Thursday, April 11, 2013

Writing for Tomorrow



Well, it’s obvious from the date since my last blog entry that the only writing I have done as a regular discipline is the weekly crafting of sermons. But I have noticed that there are seasons when I’m drawn back to the simple power and practice of writing and attending to words.

This has been one of those seasons.

The first arena though which I’ve experienced God reawakening my love for language is (rediscovering) poetry. Anna Carter Florence, a gifted preacher and teaching of preachers from Columbia seminary, spoke at her recent visit to Lipscomb of a small book that helps her train students to love the power of well-crafted words, Mary Oliver’s A Poetry Handbook. I’ve been reading through that volume and listening to an audio course on poetry, working through many of the classics. I sense something happening on a soul level already, as I’ve committed to memory Keats’s On First Looking into Chapman’s Homer, Wordsworth’s I Wandered Lonely as a Cloud and relearned the Frost classic, The Road Not Taken.

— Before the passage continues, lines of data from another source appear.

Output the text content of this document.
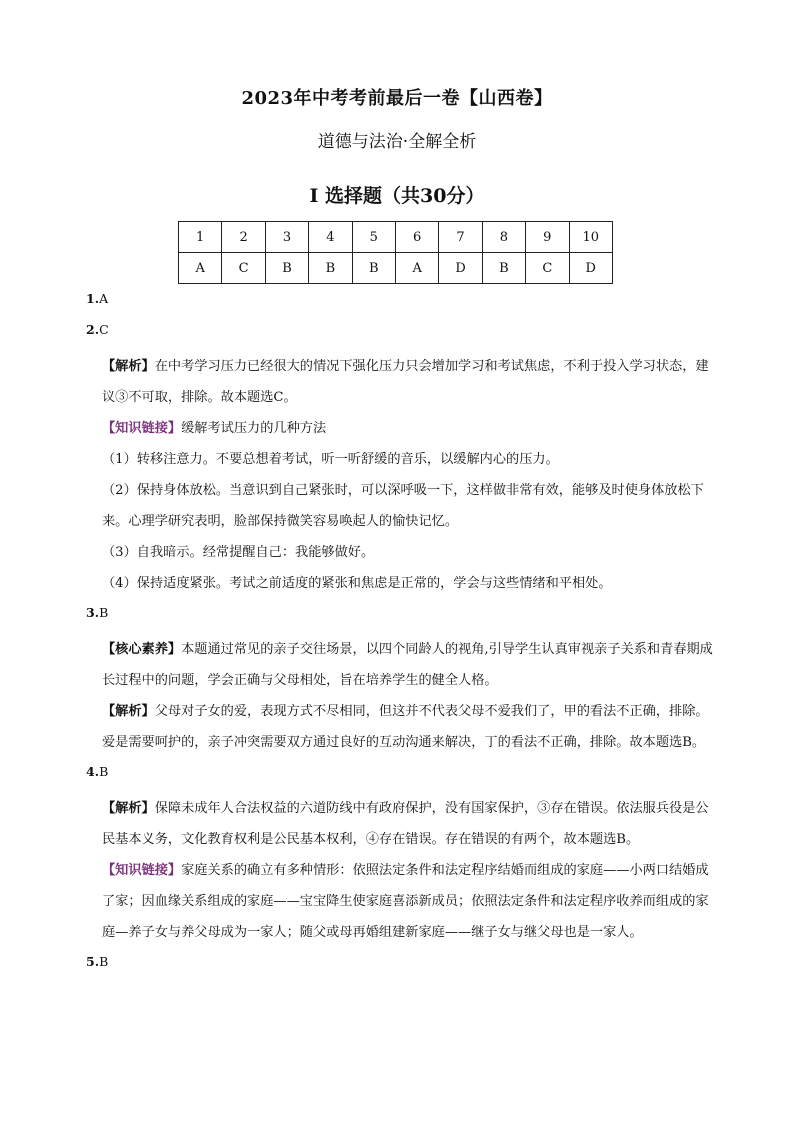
2023年中考考前最后一卷【山西卷】
道德与法治·全解全析
Ⅰ 选择题（共30分）
1	2	3	4	5	6	7	8	9	10
A	C	B	B	B	A	D	B	C	D
1.A
2.C
【解析】在中考学习压力已经很大的情况下强化压力只会增加学习和考试焦虑，不利于投入学习状态，建议③不可取，排除。故本题选C。
【知识链接】缓解考试压力的几种方法
（1）转移注意力。不要总想着考试，听一听舒缓的音乐，以缓解内心的压力。
（2）保持身体放松。当意识到自己紧张时，可以深呼吸一下，这样做非常有效，能够及时使身体放松下来。心理学研究表明，脸部保持微笑容易唤起人的愉快记忆。
（3）自我暗示。经常提醒自己：我能够做好。
（4）保持适度紧张。考试之前适度的紧张和焦虑是正常的，学会与这些情绪和平相处。
3.B
【核心素养】本题通过常见的亲子交往场景，以四个同龄人的视角,引导学生认真审视亲子关系和青春期成长过程中的问题，学会正确与父母相处，旨在培养学生的健全人格。
【解析】父母对子女的爱，表现方式不尽相同，但这并不代表父母不爱我们了，甲的看法不正确，排除。爱是需要呵护的，亲子冲突需要双方通过良好的互动沟通来解决，丁的看法不正确，排除。故本题选B。
4.B
【解析】保障未成年人合法权益的六道防线中有政府保护，没有国家保护，③存在错误。依法服兵役是公民基本义务，文化教育权利是公民基本权利，④存在错误。存在错误的有两个，故本题选B。
【知识链接】家庭关系的确立有多种情形：依照法定条件和法定程序结婚而组成的家庭——小两口结婚成了家；因血缘关系组成的家庭——宝宝降生使家庭喜添新成员；依照法定条件和法定程序收养而组成的家庭—养子女与养父母成为一家人；随父或母再婚组建新家庭——继子女与继父母也是一家人。
5.B
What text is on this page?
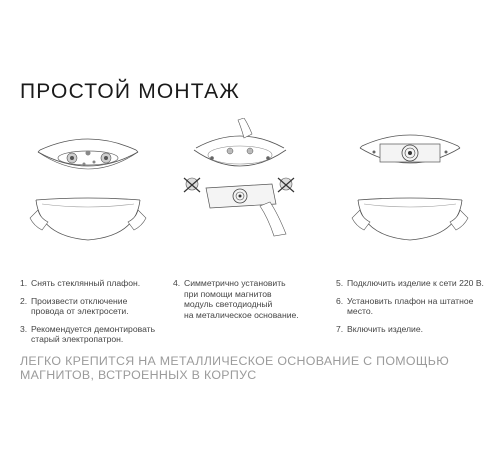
ПРОСТОЙ МОНТАЖ
1. Снять стеклянный плафон.
2. Произвести отключение
провода от электросети.
3. Рекомендуется демонтировать
старый электропатрон.
4. Симметрично установить
при помощи магнитов
модуль светодиодный
на металическое основание.
5. Подключить изделие к сети 220 В.
6. Установить плафон на штатное
место.
7. Включить изделие.

ЛЕГКО КРЕПИТСЯ НА МЕТАЛЛИЧЕСКОЕ ОСНОВАНИЕ С ПОМОЩЬЮ МАГНИТОВ, ВСТРОЕННЫХ В КОРПУС
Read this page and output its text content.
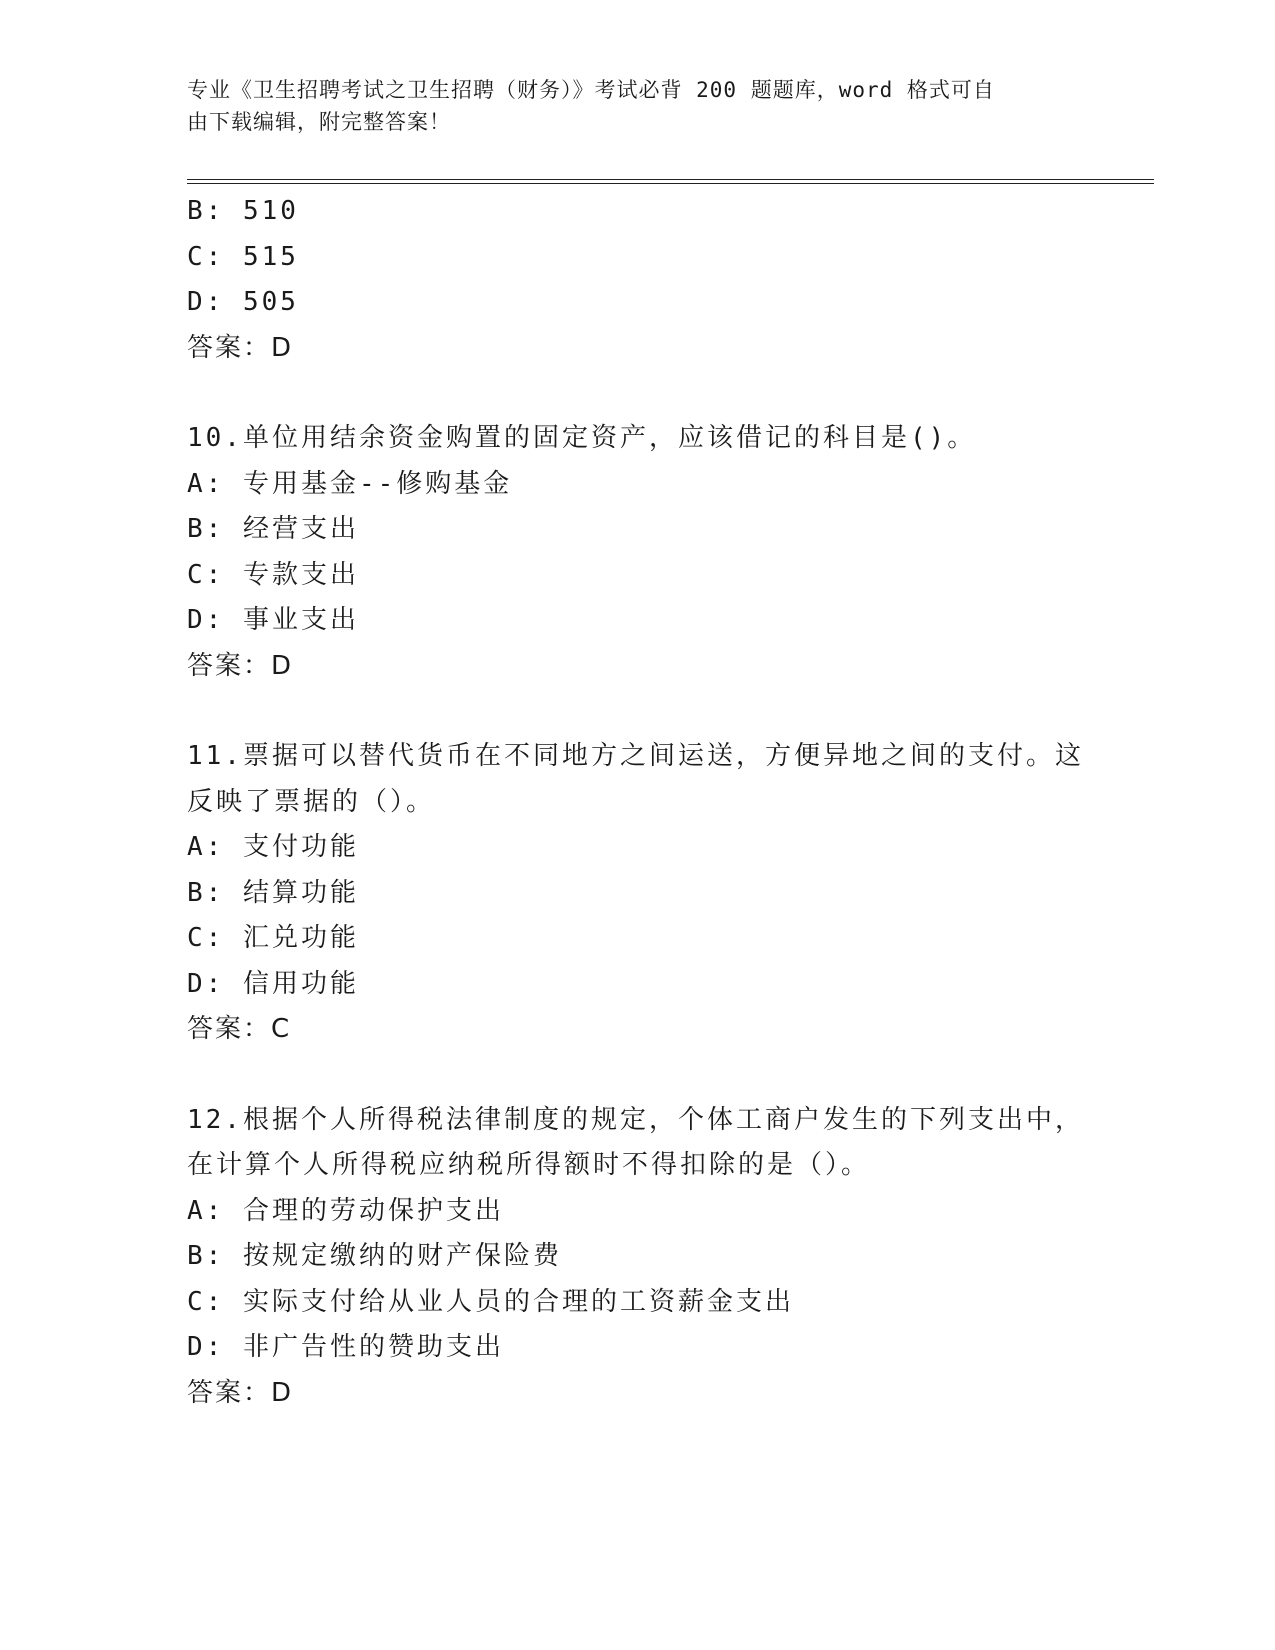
专业《卫生招聘考试之卫生招聘（财务）》考试必背 200 题题库，word 格式可自
由下载编辑，附完整答案！
B: 510
C: 515
D: 505
答案：D
10.单位用结余资金购置的固定资产，应该借记的科目是()。
A: 专用基金--修购基金
B: 经营支出
C: 专款支出
D: 事业支出
答案：D
11.票据可以替代货币在不同地方之间运送，方便异地之间的支付。这
反映了票据的（）。
A: 支付功能
B: 结算功能
C: 汇兑功能
D: 信用功能
答案：C
12.根据个人所得税法律制度的规定，个体工商户发生的下列支出中，
在计算个人所得税应纳税所得额时不得扣除的是（）。
A: 合理的劳动保护支出
B: 按规定缴纳的财产保险费
C: 实际支付给从业人员的合理的工资薪金支出
D: 非广告性的赞助支出
答案：D
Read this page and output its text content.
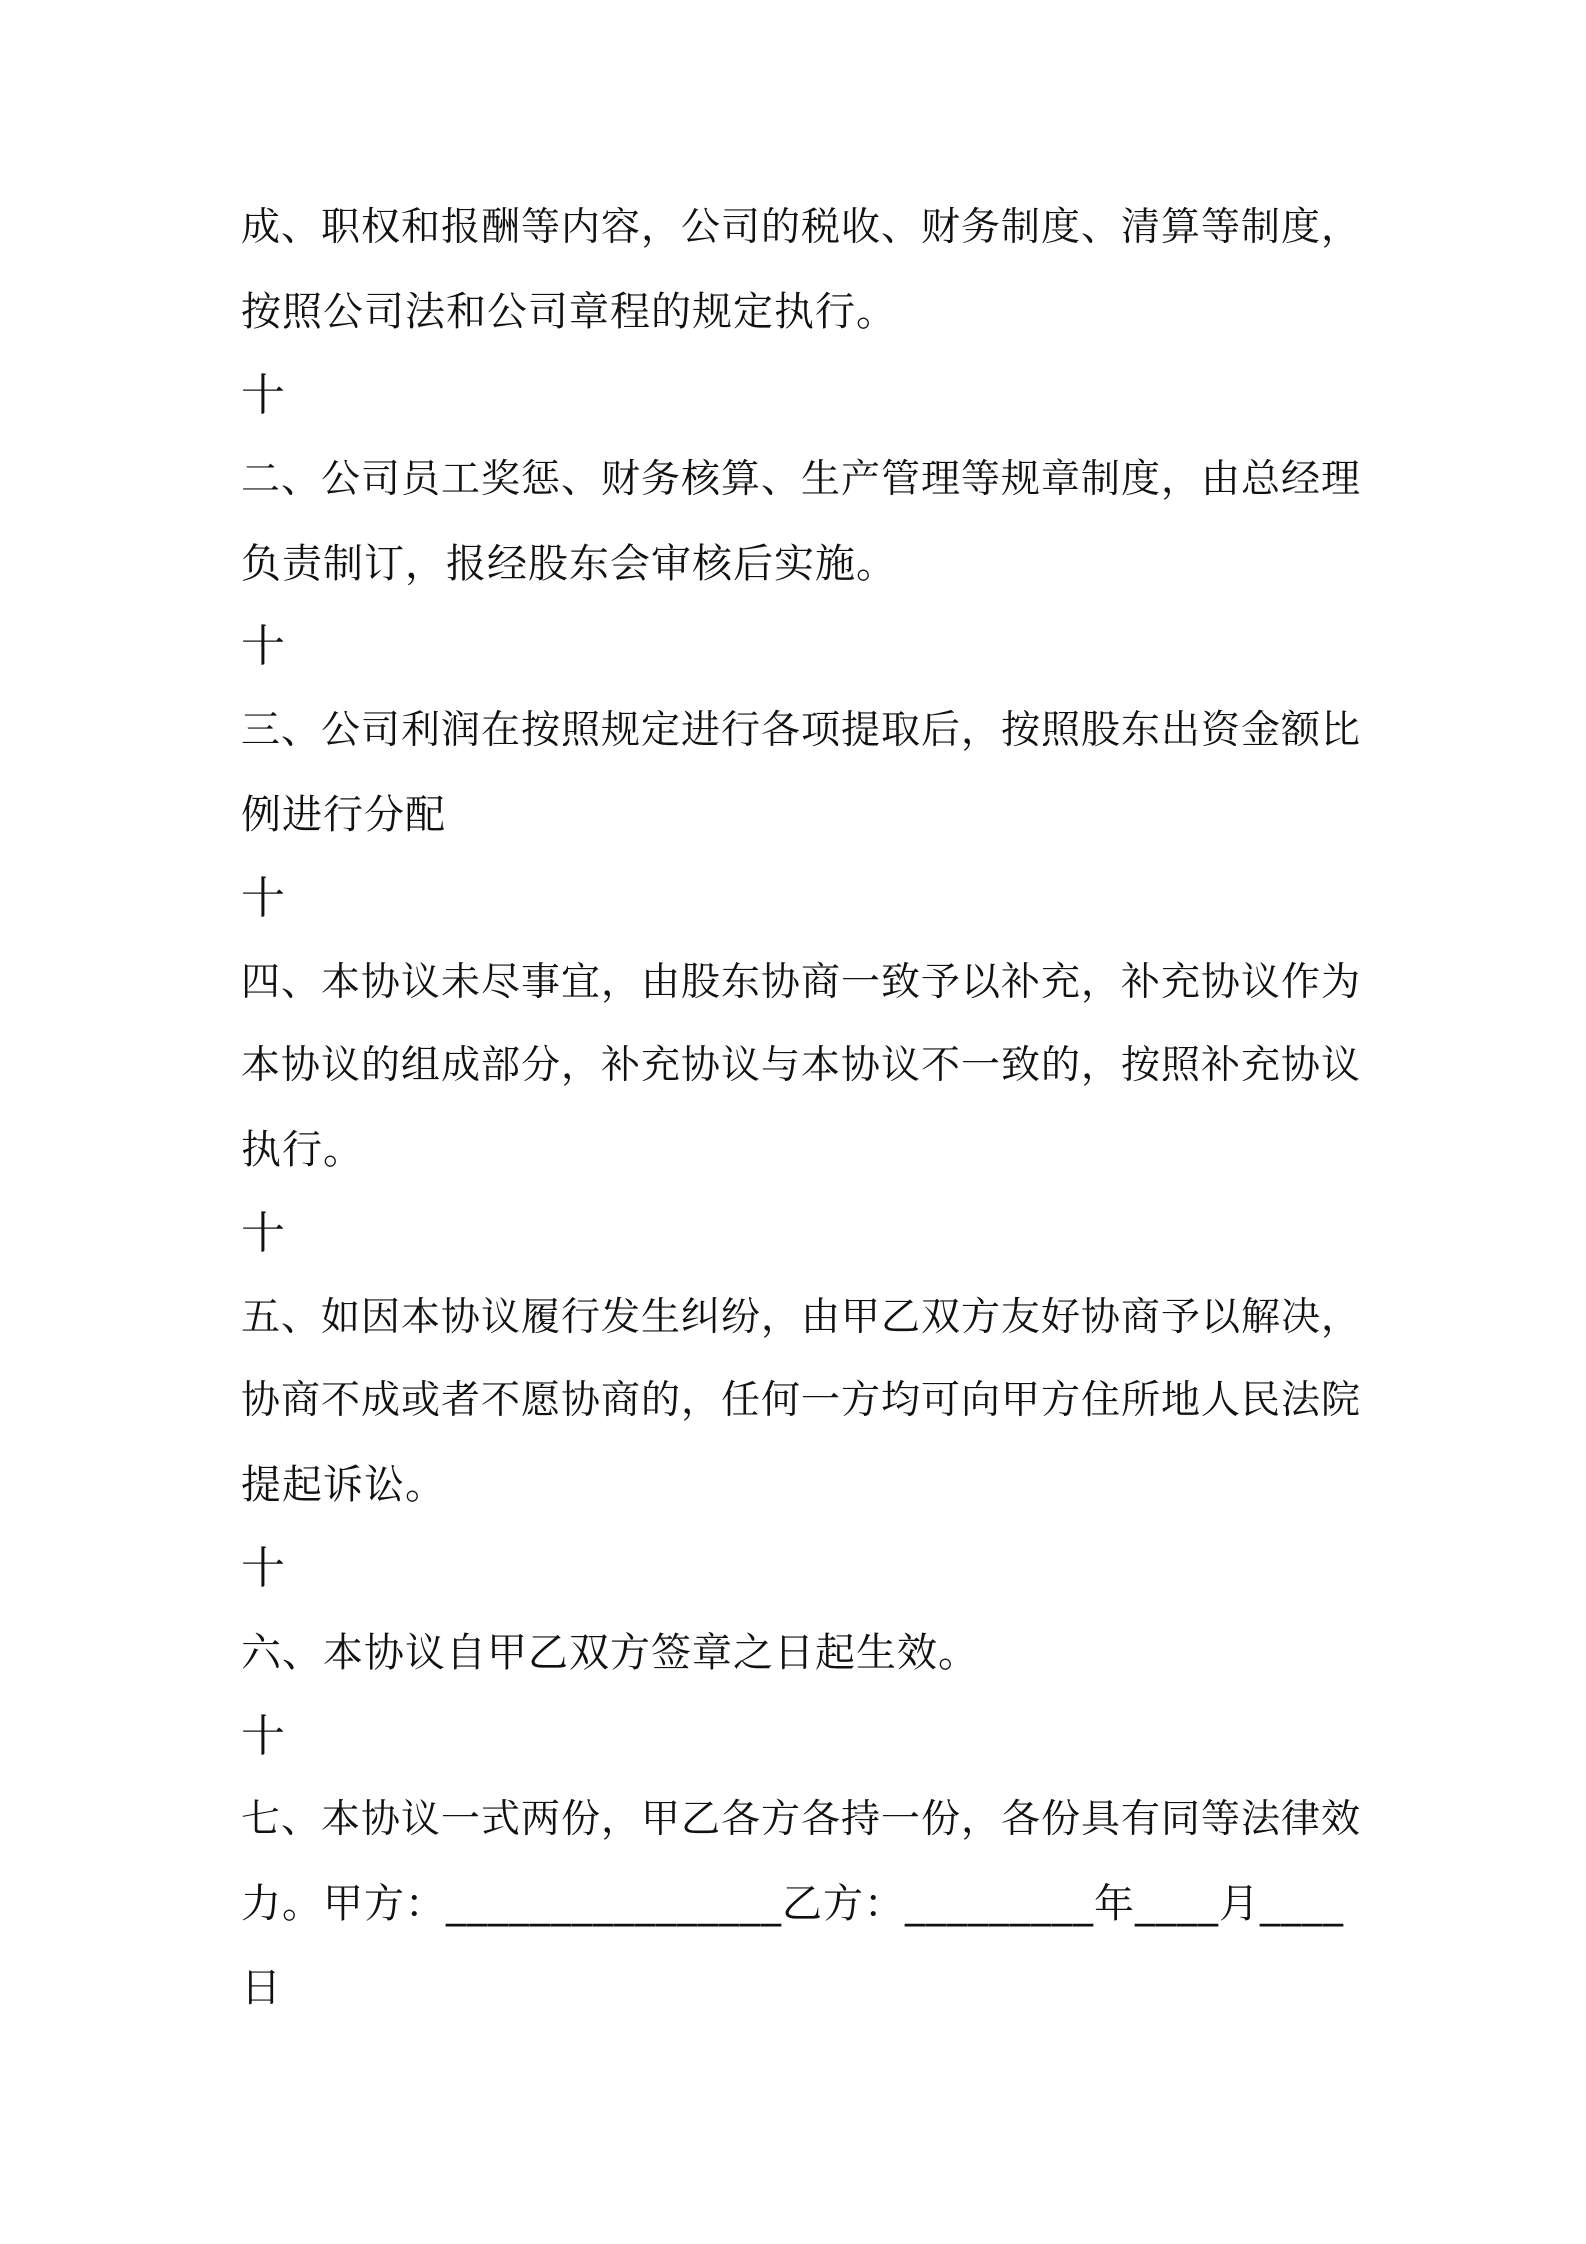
成、职权和报酬等内容，公司的税收、财务制度、清算等制度，
按照公司法和公司章程的规定执行。
十
二、公司员工奖惩、财务核算、生产管理等规章制度，由总经理
负责制订，报经股东会审核后实施。
十
三、公司利润在按照规定进行各项提取后，按照股东出资金额比
例进行分配
十
四、本协议未尽事宜，由股东协商一致予以补充，补充协议作为
本协议的组成部分，补充协议与本协议不一致的，按照补充协议
执行。
十
五、如因本协议履行发生纠纷，由甲乙双方友好协商予以解决，
协商不成或者不愿协商的，任何一方均可向甲方住所地人民法院
提起诉讼。
十
六、本协议自甲乙双方签章之日起生效。
十
七、本协议一式两份，甲乙各方各持一份，各份具有同等法律效
力。甲方：________________乙方：_________年____月____
日
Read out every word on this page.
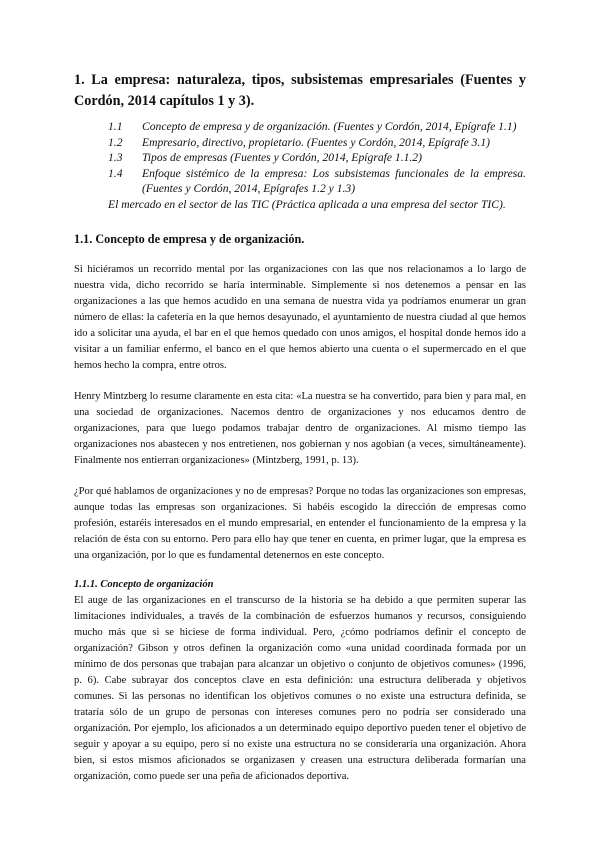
1. La empresa: naturaleza, tipos, subsistemas empresariales (Fuentes y Cordón, 2014 capítulos 1 y 3).
1.1	Concepto de empresa y de organización. (Fuentes y Cordón, 2014, Epígrafe 1.1)
1.2	Empresario, directivo, propietario. (Fuentes y Cordón, 2014, Epígrafe 3.1)
1.3	Tipos de empresas (Fuentes y Cordón, 2014, Epígrafe 1.1.2)
1.4	Enfoque sistémico de la empresa: Los subsistemas funcionales de la empresa. (Fuentes y Cordón, 2014, Epígrafes 1.2 y 1.3)
El mercado en el sector de las TIC (Práctica aplicada a una empresa del sector TIC).
1.1. Concepto de empresa y de organización.

Si hiciéramos un recorrido mental por las organizaciones con las que nos relacionamos a lo largo de nuestra vida, dicho recorrido se haría interminable. Simplemente si nos detenemos a pensar en las organizaciones a las que hemos acudido en una semana de nuestra vida ya podríamos enumerar un gran número de ellas: la cafetería en la que hemos desayunado, el ayuntamiento de nuestra ciudad al que hemos ido a solicitar una ayuda, el bar en el que hemos quedado con unos amigos, el hospital donde hemos ido a visitar a un familiar enfermo, el banco en el que hemos abierto una cuenta o el supermercado en el que hemos hecho la compra, entre otros.

Henry Mintzberg lo resume claramente en esta cita: «La nuestra se ha convertido, para bien y para mal, en una sociedad de organizaciones. Nacemos dentro de organizaciones y nos educamos dentro de organizaciones, para que luego podamos trabajar dentro de organizaciones. Al mismo tiempo las organizaciones nos abastecen y nos entretienen, nos gobiernan y nos agobian (a veces, simultáneamente). Finalmente nos entierran organizaciones» (Mintzberg, 1991, p. 13).

¿Por qué hablamos de organizaciones y no de empresas? Porque no todas las organizaciones son empresas, aunque todas las empresas son organizaciones. Si habéis escogido la dirección de empresas como profesión, estaréis interesados en el mundo empresarial, en entender el funcionamiento de la empresa y la relación de ésta con su entorno. Pero para ello hay que tener en cuenta, en primer lugar, que la empresa es una organización, por lo que es fundamental detenernos en este concepto.

1.1.1. Concepto de organización

El auge de las organizaciones en el transcurso de la historia se ha debido a que permiten superar las limitaciones individuales, a través de la combinación de esfuerzos humanos y recursos, consiguiendo mucho más que si se hiciese de forma individual. Pero, ¿cómo podríamos definir el concepto de organización? Gibson y otros definen la organización como «una unidad coordinada formada por un mínimo de dos personas que trabajan para alcanzar un objetivo o conjunto de objetivos comunes» (1996, p. 6). Cabe subrayar dos conceptos clave en esta definición: una estructura deliberada y objetivos comunes. Si las personas no identifican los objetivos comunes o no existe una estructura definida, se trataría sólo de un grupo de personas con intereses comunes pero no podría ser considerado una organización. Por ejemplo, los aficionados a un determinado equipo deportivo pueden tener el objetivo de seguir y apoyar a su equipo, pero si no existe una estructura no se consideraría una organización. Ahora bien, si estos mismos aficionados se organizasen y creasen una estructura deliberada formarían una organización, como puede ser una peña de aficionados deportiva.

Have you ever had an experience so pregnant with wonder that it actually seems to gain force over time rather than diminish? Then you have a sense of Wordsworth’s discovery after seeing an explosion of daffodils on a stroll by a lake with his sister. Here are the final lines of that poem:

I gazed and gazed, but little thought
What wealth to me the show had brought: 

For oft when on my couch I lie 
In vacant or in pensive mood, 
They flash upon that inward eye 
Which is the bliss of solitude; 
And then my heart with pleasure fills, 
And dances with the daffodils.

These words are more than some romantic reflection on nature; they stir me to seek solitude and allow the gift of memory to draw me back into cherished experiences, at times even more moving than the initial event.

And so, lately, I read. And I even try to write a few lines of verse (only to realize again I do not have that gift). After watching the play Amadeus, an image struck me as a fitting way to capture my joy of reading poetry and my frustration at the inability to write it. This is all that came out:

I feel like the Salieri of verse, 
         Who soars at the poet’s strains, 
         And yet cannot give voice to them himself…

So, I’ll leave the writing and sharing of poetry to my bride and to my daughter. But I will read and I will write, from time to time, because words create worlds. They have since the beginning (Genesis 1:3,6,9,14,20,24,26; John 1:1-3).

Then last night God called me back to another avenue of world-shaping words: my spiritual journal. A mentor from my past sent an email yesterday that reminded me of the journal technique he taught us years ago. For a season of my life, God led me to journal almost daily. I felt this urge to pick that practice up again (I don’t know for how long); but I wrote last night. Then I pulled out my old books and glanced through them. I turned to the day our youngest son Luke was born and took in the wonder of that miracle all over again. I paged back a day and felt my heart 'strangely warmed' when I found these words of a memory I had forgotten: “You (God) gave me some special time just holding and talking to Christine and David on the last day we will have just these two children in our lives.” I smiled reading the entries about our discernment to move here to Tennessee; eagerly flipped to a day where God provided one of those “thin spaces” between heaven and earth and praised him all over again; skimmed through some of the darkest moments of doubt and fear and watched the words slowly shift as God walked me through that valley.

In this linguistic journey, God reminded me again what I have allowed myself to forget in recent months: the experience with God in journaling and writing is much like Wordsworth’s daffodils: the memory often can be even more powerful than the original experience.

And so I find myself writing again, because the fullest “bliss” of the journal entry I write today most likely will not come right away. I write today for the time when I’ll need to remember--when I'll need to re-experience--God’s faithfulness, the beauty of his world, the simple delight of family, friendship and commitment to his calling in our lives.

I write now for the world I cannot yet see
            and for the person I do not yet know.